Just how green is the Internet? Going virtual has the potential to save significant amounts of energy, with a recent study predicting that Internet services could reduce carbon emissions by staggering 1 billion tons.
But look beyond the green hype, and the web has a dark secret – at the other end of your Internet cable, humming away, and hidden from sight, are thousands of energy hungry datacenters, running 24/7 and estimated to be using energy equivalent to all of the color televisions in the US. Worldwide datacenter energy usage has doubled since 2001 and is set to double again by 2011.
Google is today’s biggest datacenter operator, having more than twice the server capacity of any other firm in the world, but this could be set to change. The proposed merger of Microsoft and Yahoo would create a rival Internet giant with similarly huge capacity, creating new competition at many different levels.
The start of green competition?
Aware of their environmental footprint, Google launched a massive renewable energy investment program last year, making Google one of the most eco-friendly destinations on the web. So how green is Micro-Yahoo-Soft in comparison? Could the new web giants start competing not only for web users, but also for carbon credits? And how might these champions of technological innovation shape the future of green computing?
Both Google and Microsoft have large solar power installations. Producing enough electricity to power 1,000 homes each, these installations provide a significant amount of the power used by their respective research and development campuses.
New datacenters will be opened by Yahoo and Microsoft later this year. By using wind and hydro-electric energy supplies, these new facilities will be fully carbon neutral, with emissions from Yahoo’s older centers being offset through carbon trading schemes.
Google’s 25 datacenters around the world are powered by conventional electricity supplies, although like Yahoo, Google offset these emissions making them effectively carbon neutral. Google are also working on a secret and extremely powerful mega-datacenter, also to be powered by carbon free hydro-electric energy. To reduce their dependence on carbon offsets in the future Google is actively developing new zero carbon technology through its RE<C program.
In comparison to a standard datacenter, Google’s can deliver the same computer power using half the energy through the use of innovative power supplies and evaporative cooling technology. Google plan to share these developments with other firms through the Climate Savers Computing initiative launched jointly with Microsoft last year.

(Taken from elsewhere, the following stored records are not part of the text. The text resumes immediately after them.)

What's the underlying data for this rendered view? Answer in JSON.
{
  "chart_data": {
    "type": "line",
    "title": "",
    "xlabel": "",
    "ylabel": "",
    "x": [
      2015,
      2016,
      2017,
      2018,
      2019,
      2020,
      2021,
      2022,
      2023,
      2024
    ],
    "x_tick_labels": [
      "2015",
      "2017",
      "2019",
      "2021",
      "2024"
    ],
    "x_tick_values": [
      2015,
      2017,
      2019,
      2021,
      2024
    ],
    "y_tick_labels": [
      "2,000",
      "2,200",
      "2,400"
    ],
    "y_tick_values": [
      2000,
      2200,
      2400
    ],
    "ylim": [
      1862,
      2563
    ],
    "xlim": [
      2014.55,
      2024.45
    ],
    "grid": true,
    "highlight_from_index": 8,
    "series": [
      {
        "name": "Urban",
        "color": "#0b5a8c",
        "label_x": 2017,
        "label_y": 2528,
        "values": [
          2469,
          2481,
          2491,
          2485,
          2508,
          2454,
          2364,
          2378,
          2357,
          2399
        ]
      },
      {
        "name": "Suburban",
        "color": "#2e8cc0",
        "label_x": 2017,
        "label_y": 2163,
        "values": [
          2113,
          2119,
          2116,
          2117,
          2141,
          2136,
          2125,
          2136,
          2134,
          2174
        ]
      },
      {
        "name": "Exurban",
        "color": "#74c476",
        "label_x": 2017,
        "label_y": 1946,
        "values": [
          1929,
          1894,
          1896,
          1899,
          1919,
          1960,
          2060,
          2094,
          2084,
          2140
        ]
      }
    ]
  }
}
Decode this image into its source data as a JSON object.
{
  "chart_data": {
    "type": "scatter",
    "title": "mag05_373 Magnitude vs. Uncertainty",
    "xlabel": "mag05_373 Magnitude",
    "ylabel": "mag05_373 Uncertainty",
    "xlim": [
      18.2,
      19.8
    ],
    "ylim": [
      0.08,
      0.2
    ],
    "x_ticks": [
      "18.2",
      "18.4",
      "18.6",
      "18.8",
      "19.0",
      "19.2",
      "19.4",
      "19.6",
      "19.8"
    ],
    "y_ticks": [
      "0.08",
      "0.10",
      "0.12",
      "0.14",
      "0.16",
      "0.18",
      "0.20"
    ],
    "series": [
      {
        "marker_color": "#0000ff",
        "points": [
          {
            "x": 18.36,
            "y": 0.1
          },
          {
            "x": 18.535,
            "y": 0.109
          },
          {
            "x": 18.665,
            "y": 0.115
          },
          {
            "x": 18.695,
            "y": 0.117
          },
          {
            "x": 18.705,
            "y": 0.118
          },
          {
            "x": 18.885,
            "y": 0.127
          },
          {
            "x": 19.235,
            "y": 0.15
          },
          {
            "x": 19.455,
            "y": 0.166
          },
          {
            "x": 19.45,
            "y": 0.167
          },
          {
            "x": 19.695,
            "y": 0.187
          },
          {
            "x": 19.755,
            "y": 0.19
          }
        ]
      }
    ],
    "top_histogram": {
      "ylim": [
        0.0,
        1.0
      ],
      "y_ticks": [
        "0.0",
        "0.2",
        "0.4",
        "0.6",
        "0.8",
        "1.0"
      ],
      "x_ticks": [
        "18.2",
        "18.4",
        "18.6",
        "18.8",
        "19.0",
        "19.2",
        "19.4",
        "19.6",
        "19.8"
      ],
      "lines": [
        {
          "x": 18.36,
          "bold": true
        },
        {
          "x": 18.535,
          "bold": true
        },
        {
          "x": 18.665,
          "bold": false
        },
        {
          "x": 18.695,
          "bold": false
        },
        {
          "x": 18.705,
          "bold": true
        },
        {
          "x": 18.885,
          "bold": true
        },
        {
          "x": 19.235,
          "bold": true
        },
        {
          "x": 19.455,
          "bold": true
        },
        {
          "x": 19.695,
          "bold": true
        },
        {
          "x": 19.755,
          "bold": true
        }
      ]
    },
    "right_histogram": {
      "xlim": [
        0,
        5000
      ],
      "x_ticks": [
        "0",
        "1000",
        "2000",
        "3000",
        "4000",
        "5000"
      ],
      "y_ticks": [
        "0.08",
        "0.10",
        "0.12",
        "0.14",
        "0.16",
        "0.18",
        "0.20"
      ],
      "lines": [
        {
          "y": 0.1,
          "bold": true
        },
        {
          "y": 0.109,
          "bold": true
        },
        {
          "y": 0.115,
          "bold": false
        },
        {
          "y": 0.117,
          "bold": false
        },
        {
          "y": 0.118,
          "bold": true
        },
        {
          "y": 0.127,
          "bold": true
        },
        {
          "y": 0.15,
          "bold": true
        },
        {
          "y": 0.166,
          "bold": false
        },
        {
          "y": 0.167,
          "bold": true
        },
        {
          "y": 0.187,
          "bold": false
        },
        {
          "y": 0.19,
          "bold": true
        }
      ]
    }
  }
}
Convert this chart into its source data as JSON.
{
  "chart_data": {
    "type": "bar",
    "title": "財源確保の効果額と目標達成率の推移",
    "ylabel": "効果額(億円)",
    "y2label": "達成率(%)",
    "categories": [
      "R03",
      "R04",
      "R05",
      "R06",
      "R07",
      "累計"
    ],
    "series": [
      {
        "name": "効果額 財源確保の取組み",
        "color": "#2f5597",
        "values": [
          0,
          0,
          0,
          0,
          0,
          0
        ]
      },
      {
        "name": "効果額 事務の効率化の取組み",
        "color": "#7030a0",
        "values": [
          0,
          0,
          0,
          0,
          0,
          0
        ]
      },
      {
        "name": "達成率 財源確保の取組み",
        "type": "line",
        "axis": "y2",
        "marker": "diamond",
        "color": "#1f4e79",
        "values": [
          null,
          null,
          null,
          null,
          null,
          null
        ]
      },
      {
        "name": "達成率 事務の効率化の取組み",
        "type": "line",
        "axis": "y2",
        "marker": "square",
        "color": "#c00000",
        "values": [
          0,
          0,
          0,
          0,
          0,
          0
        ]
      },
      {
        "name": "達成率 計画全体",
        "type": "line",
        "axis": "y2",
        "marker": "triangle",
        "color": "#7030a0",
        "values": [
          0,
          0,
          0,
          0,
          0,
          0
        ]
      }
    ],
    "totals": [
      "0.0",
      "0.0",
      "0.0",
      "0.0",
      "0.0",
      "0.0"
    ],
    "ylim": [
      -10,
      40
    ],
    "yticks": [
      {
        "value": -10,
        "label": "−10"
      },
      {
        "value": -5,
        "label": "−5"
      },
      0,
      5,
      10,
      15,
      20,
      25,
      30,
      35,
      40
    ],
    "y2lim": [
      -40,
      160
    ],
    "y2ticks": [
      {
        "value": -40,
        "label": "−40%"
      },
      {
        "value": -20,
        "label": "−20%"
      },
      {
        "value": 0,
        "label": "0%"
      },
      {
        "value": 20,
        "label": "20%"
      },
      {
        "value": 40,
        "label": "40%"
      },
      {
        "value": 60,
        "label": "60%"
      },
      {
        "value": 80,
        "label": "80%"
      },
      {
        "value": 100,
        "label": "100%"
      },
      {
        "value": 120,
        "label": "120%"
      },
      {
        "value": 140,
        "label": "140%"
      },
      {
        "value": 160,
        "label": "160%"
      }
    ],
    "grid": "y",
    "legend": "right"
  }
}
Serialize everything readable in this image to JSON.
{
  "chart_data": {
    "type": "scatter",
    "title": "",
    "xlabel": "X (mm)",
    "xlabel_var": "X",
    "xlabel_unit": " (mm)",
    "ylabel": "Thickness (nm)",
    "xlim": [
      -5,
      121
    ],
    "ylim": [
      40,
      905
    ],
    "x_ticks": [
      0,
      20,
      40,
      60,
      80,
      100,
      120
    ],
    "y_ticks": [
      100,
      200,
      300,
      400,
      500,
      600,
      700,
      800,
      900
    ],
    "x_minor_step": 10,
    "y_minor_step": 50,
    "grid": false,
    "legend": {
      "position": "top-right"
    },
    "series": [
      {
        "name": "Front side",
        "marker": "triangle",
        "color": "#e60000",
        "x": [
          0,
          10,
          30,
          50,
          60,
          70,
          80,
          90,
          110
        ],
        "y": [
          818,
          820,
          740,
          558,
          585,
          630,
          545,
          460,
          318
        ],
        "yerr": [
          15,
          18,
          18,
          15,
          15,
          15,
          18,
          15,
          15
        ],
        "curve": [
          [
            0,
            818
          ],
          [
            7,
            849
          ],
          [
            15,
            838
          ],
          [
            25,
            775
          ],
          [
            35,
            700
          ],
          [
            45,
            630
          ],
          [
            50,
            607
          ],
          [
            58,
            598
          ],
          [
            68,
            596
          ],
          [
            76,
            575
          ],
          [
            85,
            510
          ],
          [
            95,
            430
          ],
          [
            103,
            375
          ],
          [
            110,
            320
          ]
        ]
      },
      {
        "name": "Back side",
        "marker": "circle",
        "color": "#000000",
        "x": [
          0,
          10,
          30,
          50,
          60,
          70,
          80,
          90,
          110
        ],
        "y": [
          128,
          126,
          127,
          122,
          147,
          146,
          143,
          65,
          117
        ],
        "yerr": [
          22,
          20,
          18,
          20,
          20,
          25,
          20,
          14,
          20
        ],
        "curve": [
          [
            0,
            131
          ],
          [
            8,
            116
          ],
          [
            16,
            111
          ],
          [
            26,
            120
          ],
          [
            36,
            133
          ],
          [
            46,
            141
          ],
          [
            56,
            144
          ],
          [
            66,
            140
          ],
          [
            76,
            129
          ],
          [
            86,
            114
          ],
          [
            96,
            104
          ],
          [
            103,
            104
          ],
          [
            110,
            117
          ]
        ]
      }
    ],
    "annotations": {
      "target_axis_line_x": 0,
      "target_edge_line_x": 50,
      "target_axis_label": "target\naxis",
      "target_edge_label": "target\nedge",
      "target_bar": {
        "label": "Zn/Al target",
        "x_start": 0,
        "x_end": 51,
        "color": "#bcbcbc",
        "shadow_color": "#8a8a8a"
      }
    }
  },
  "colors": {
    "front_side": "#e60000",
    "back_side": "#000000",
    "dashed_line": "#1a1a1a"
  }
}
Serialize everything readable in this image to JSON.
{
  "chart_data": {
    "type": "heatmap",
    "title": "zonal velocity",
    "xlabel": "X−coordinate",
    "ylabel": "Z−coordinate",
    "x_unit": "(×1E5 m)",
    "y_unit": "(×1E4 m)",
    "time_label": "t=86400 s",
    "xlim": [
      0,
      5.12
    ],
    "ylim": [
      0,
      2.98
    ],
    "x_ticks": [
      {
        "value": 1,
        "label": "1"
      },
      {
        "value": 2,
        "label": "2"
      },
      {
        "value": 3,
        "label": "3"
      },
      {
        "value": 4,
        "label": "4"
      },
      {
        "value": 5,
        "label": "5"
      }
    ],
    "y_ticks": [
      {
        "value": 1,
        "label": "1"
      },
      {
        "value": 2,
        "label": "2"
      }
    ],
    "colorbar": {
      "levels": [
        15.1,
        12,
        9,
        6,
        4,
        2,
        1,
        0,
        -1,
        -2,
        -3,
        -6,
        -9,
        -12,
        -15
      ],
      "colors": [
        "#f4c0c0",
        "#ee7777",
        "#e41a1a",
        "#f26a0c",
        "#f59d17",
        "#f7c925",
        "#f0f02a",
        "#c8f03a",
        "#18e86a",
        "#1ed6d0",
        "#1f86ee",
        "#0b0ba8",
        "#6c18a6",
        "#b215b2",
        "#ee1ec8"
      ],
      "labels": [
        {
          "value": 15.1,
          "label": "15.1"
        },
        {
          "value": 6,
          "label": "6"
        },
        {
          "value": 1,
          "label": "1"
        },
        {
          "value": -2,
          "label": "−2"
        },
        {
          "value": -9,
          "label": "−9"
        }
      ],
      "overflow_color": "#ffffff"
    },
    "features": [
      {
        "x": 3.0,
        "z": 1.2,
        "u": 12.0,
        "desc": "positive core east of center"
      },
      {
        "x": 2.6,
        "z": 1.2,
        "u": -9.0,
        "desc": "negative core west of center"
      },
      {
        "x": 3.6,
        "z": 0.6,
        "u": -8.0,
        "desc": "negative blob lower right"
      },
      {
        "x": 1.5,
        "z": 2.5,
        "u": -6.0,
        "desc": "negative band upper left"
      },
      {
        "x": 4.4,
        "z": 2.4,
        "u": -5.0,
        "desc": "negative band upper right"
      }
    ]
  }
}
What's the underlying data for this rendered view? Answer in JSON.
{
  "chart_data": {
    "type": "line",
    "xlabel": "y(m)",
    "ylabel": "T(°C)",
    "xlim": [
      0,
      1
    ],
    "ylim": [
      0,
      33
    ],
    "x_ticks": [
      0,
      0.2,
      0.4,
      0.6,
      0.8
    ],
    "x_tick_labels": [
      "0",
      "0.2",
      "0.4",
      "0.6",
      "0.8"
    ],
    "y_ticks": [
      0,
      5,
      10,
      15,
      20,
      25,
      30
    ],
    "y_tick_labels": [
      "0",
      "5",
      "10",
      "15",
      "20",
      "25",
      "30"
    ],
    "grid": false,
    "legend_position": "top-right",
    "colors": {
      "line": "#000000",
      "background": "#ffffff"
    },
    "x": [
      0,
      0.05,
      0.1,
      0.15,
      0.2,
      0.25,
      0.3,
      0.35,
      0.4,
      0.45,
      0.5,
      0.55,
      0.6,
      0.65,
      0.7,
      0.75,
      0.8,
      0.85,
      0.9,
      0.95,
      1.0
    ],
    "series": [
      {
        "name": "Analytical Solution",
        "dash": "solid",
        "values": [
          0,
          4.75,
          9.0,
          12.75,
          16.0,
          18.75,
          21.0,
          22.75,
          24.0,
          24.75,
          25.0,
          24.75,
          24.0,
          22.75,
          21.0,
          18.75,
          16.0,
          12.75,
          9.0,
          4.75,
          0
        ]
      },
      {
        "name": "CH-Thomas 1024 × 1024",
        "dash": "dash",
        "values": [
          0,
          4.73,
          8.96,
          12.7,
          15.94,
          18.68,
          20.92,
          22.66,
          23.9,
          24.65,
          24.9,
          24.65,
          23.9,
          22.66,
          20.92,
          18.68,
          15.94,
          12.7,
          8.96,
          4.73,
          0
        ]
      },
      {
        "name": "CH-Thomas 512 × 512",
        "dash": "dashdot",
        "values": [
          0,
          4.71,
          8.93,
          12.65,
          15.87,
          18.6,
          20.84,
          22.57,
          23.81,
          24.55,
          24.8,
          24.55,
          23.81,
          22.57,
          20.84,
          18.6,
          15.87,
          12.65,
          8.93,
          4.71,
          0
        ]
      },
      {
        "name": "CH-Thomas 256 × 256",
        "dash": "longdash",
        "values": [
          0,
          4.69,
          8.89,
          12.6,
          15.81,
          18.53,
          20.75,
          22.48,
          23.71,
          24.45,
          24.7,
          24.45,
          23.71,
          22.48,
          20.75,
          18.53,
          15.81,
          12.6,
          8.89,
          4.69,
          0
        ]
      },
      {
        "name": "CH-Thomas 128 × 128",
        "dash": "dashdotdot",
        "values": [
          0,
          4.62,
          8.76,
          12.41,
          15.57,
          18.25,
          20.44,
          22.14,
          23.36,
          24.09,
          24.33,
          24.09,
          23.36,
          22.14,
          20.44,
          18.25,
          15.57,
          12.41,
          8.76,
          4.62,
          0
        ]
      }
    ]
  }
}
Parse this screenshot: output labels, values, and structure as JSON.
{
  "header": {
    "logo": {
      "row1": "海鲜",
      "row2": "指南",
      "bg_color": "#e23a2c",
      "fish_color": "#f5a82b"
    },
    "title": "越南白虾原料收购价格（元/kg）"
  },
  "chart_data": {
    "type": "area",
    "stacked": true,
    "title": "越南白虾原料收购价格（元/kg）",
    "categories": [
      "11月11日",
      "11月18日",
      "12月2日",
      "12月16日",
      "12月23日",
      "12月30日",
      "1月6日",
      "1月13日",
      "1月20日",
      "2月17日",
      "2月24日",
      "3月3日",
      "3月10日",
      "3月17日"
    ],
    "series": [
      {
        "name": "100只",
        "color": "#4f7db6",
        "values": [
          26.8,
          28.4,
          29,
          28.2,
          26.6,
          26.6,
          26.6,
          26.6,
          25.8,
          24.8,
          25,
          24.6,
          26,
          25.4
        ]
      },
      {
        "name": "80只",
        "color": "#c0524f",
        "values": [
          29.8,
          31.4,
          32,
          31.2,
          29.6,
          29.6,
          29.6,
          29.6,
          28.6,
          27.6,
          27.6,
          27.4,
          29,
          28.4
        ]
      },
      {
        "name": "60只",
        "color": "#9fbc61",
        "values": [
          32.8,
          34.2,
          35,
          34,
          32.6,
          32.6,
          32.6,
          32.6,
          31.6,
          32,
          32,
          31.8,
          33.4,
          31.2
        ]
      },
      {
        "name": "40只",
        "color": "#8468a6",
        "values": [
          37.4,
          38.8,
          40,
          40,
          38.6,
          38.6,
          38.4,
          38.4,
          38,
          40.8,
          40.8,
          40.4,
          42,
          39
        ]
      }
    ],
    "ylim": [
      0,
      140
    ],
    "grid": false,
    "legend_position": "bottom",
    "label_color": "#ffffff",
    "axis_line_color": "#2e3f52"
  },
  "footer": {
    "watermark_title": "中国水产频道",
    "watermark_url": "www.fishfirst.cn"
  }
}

At the same time, Microsoft has been doing its part to reduce amps in the datacenter. New technologies such as virtualization and improved system power management have been developed within Microsoft’s latest server operating systems – improvements which not only reduce Microsoft’s own impacts, but those of its customers around the world. Disappointingly, Yahoo is less active in this area and do not claim any specific efficiency achievements.
Employing well over 100,000 people between them, these high-tech firms have high-tech buildings to ensure that their vast amounts of office space has a minimal impact on the environment.
All of the latest eco-buzzwords can be found in Microsoft, Yahoo and Google building descriptions: high-efficiency lighting, optimized use of natural light, advanced building temperature control systems, rainwater recycling, advanced insulation technologies, extensive use of sustainable materials, and and and…
Future green research
In addition to its RE<C program, Google is also making a number of additional investments in smaller firms to support clean energy research. With less cash to throw around, Yahoo is again in third place, although Microsoft has pledged over half a billion dollars towards the development of clean energy technology in the coming years.
So who’s the winner?
Ultimately, we are all likely to be winners. Google is the boldest player, underlining its status as an innovator by stating ambitious goals for eco technology development. Microsoft and Yahoo also have thoroughly green credentials, although Yahoo misses out on the really big investments due to its smaller size.
However, a Microsoft / Yahoo merger provides a significant opportunity – the creation of an on-line giant to rival Google, underpinned by Microsoft’s vast financial resources has the potential to create real competition. Competition not only to provide the best Internet search and on-line applications, but to also provide the greenest destinations on the Net, and to develop the technology that can make the whole web truly green.